The 42-year-old single mom lives in Kibwezi, a province in southern Kenya. The region has not received adequate rainfall in recent years. Rivers that once flooded the area have long since dried up.
The harvest she remembers lasted four months, getting her through the end of the year, but then they were hungry again.
“I was hoping for rain so we could have another year of harvest.”
Rosalia’s husband was killed in a tragic accident the previous year. She has been the sole provider for her four children since then. When things got tough, she sent her three older children to live with relatives.

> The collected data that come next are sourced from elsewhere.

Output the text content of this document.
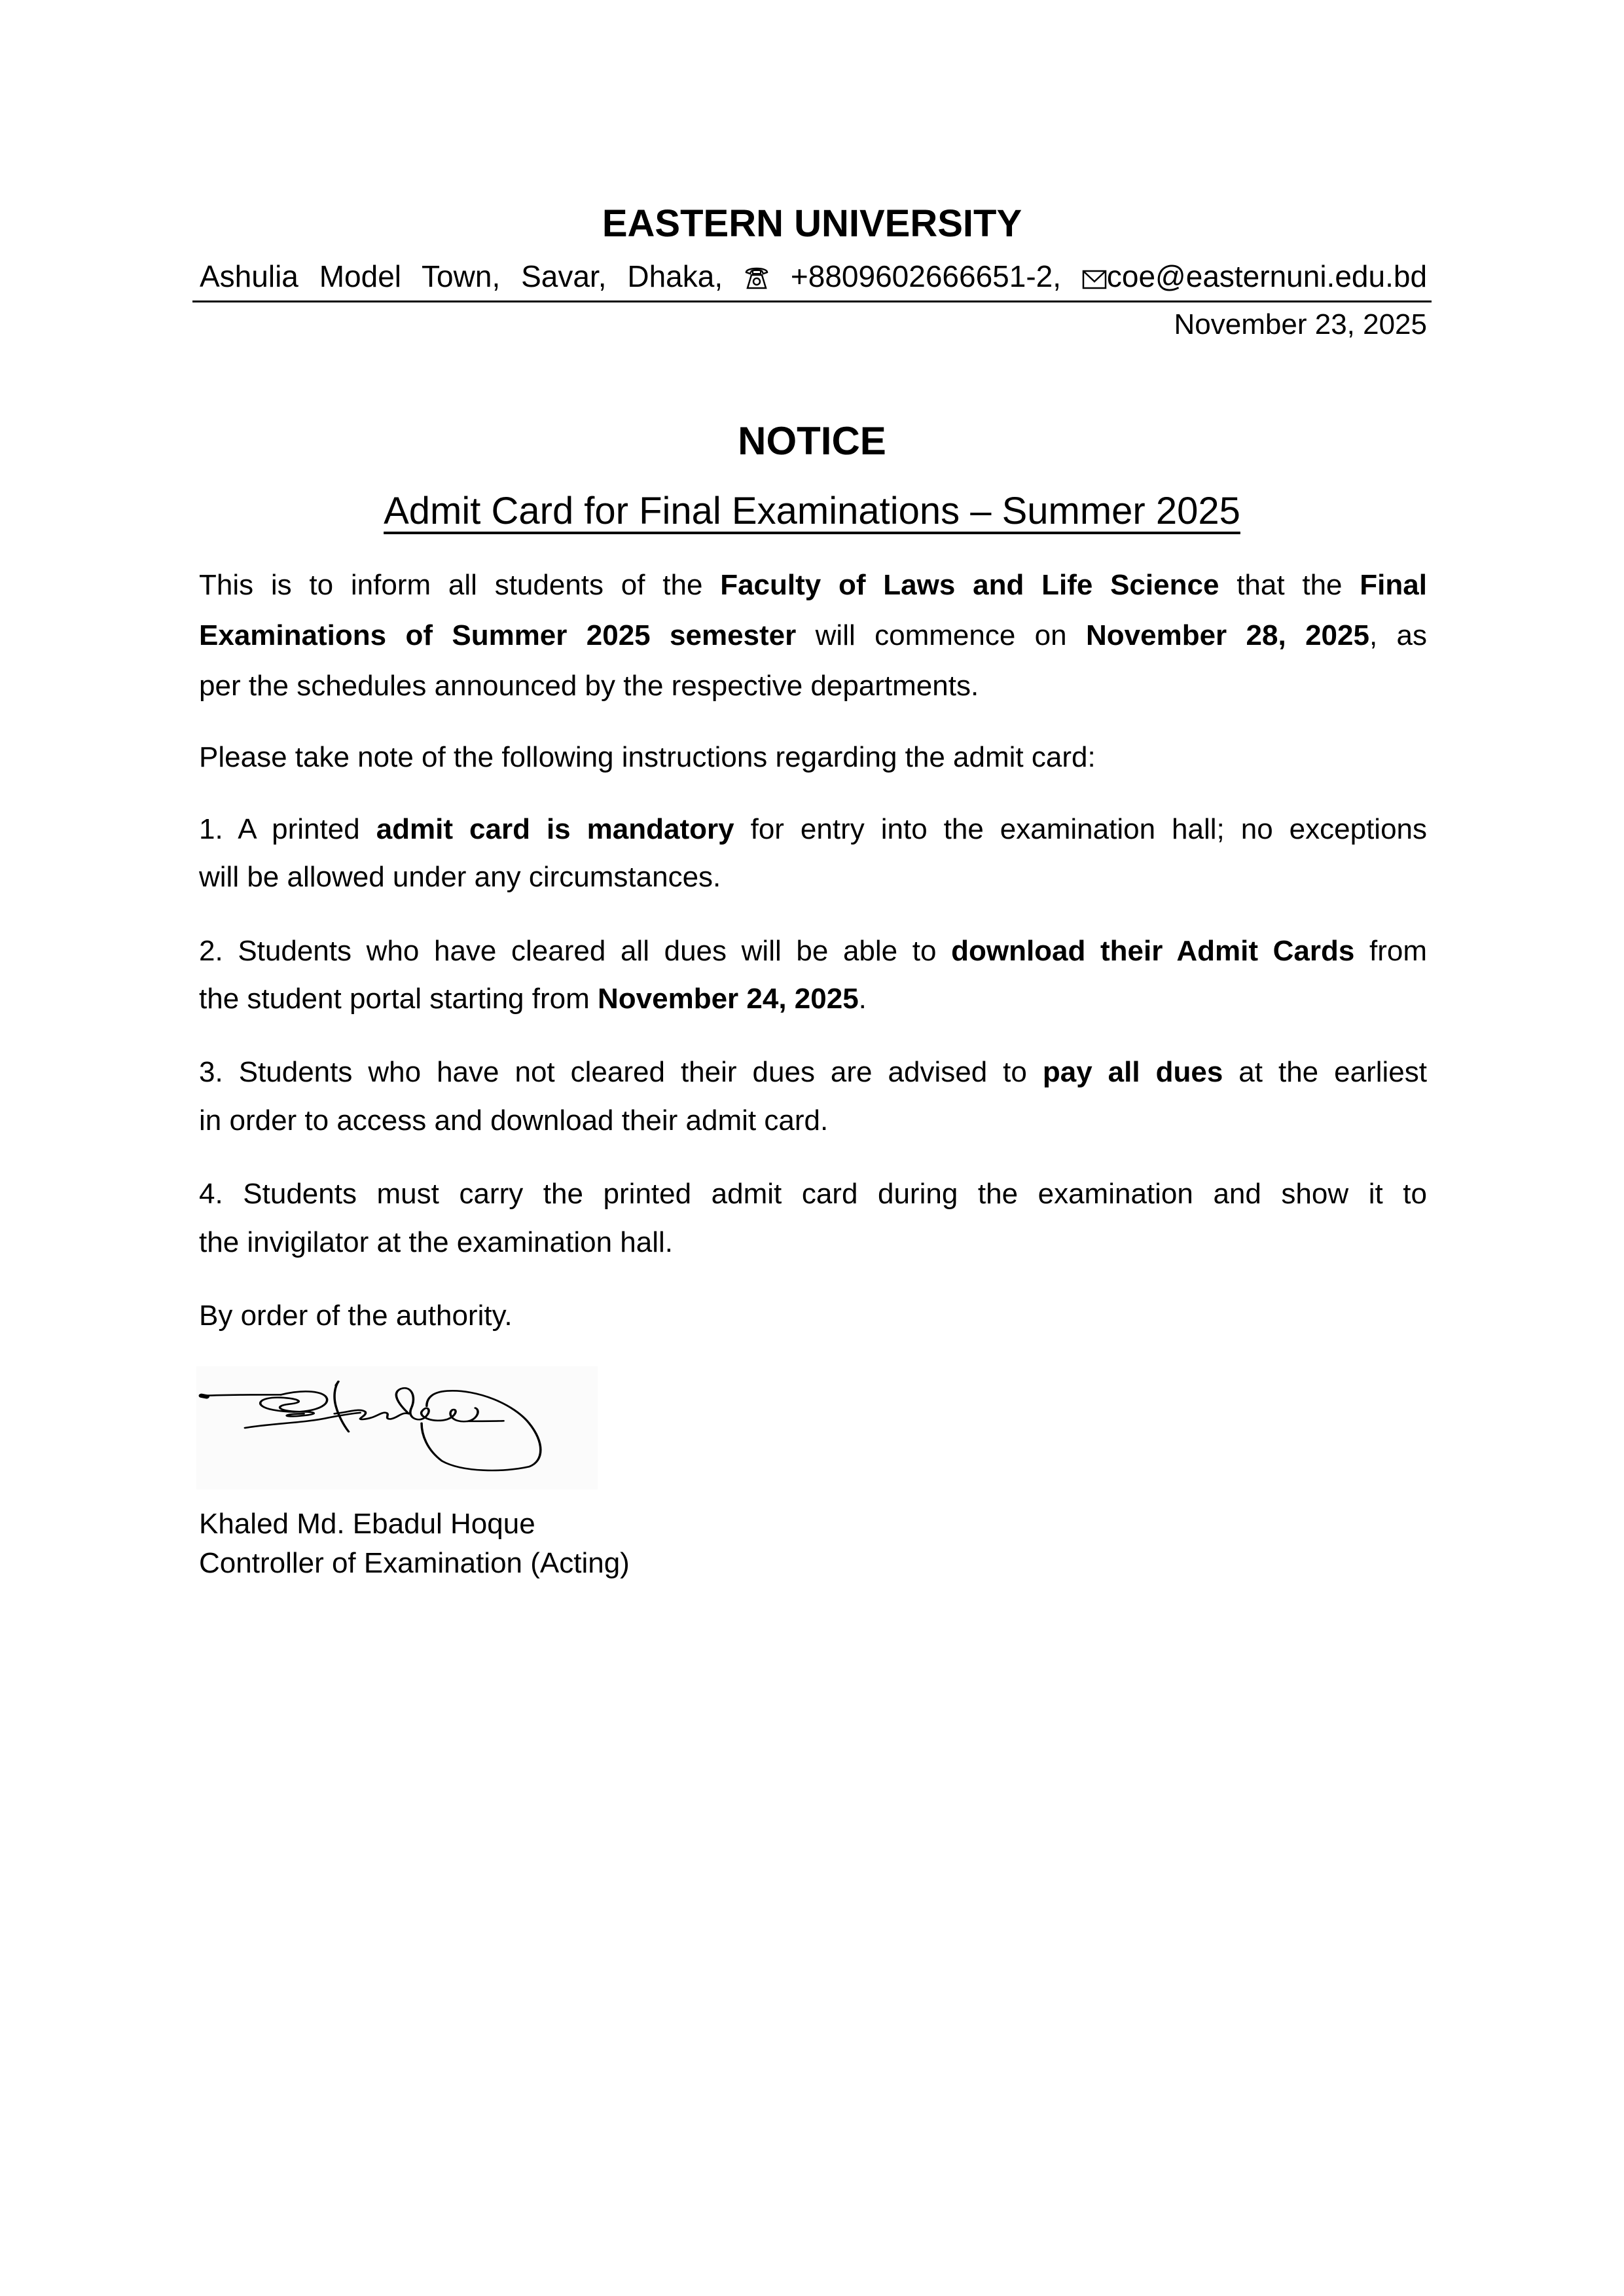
EASTERN UNIVERSITY
Ashulia Model Town, Savar, Dhaka, +8809602666651-2, coe@easternuni.edu.bd
November 23, 2025
NOTICE
Admit Card for Final Examinations – Summer 2025
This is to inform all students of the Faculty of Laws and Life Science that the Final
Examinations of Summer 2025 semester will commence on November 28, 2025, as
per the schedules announced by the respective departments.
Please take note of the following instructions regarding the admit card:
1. A printed admit card is mandatory for entry into the examination hall; no exceptions
will be allowed under any circumstances.
2. Students who have cleared all dues will be able to download their Admit Cards from
the student portal starting from November 24, 2025.
3. Students who have not cleared their dues are advised to pay all dues at the earliest
in order to access and download their admit card.
4. Students must carry the printed admit card during the examination and show it to
the invigilator at the examination hall.
By order of the authority.
Khaled Md. Ebadul Hoque
Controller of Examination (Acting)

Her youngest child, a 15-year-old boy, remained at home with her. She could barely support the two of them. “My son told me this morning that he’s going to walk around and look for odd jobs.” Rosalia described the morning search that many people in her neighborhood undertake. Knocking on neighbors’ doors, offering to do small jobs in exchange for petty cash or a meal.
For the time being, ADRA has launched the Mukeni Drought Response Project to make life a little easier for families like Rosalia and her children. The community has begun harvesting ADRA’s drought-resistant seeds, and the project’s food rations have assisted many more families in the region in meeting their nutritional needs.
Rosalia has even found a way to make a living off the money she saved from not having to buy food while receiving ADRA’s rations. She started renting a small room in town and opened a small food shop. Despite not having enough water to support a full garden, Rosalia planted a small kitchen garden behind her house to grow kale and beans for cooking at her shop.
The Mukeni Drought Response has helped provide immediate relief to Rosalia and her community. They are grateful for ADRA’s assistance and care, which allows them to survive during this ongoing drought and hunger crisis in the Horn of Africa.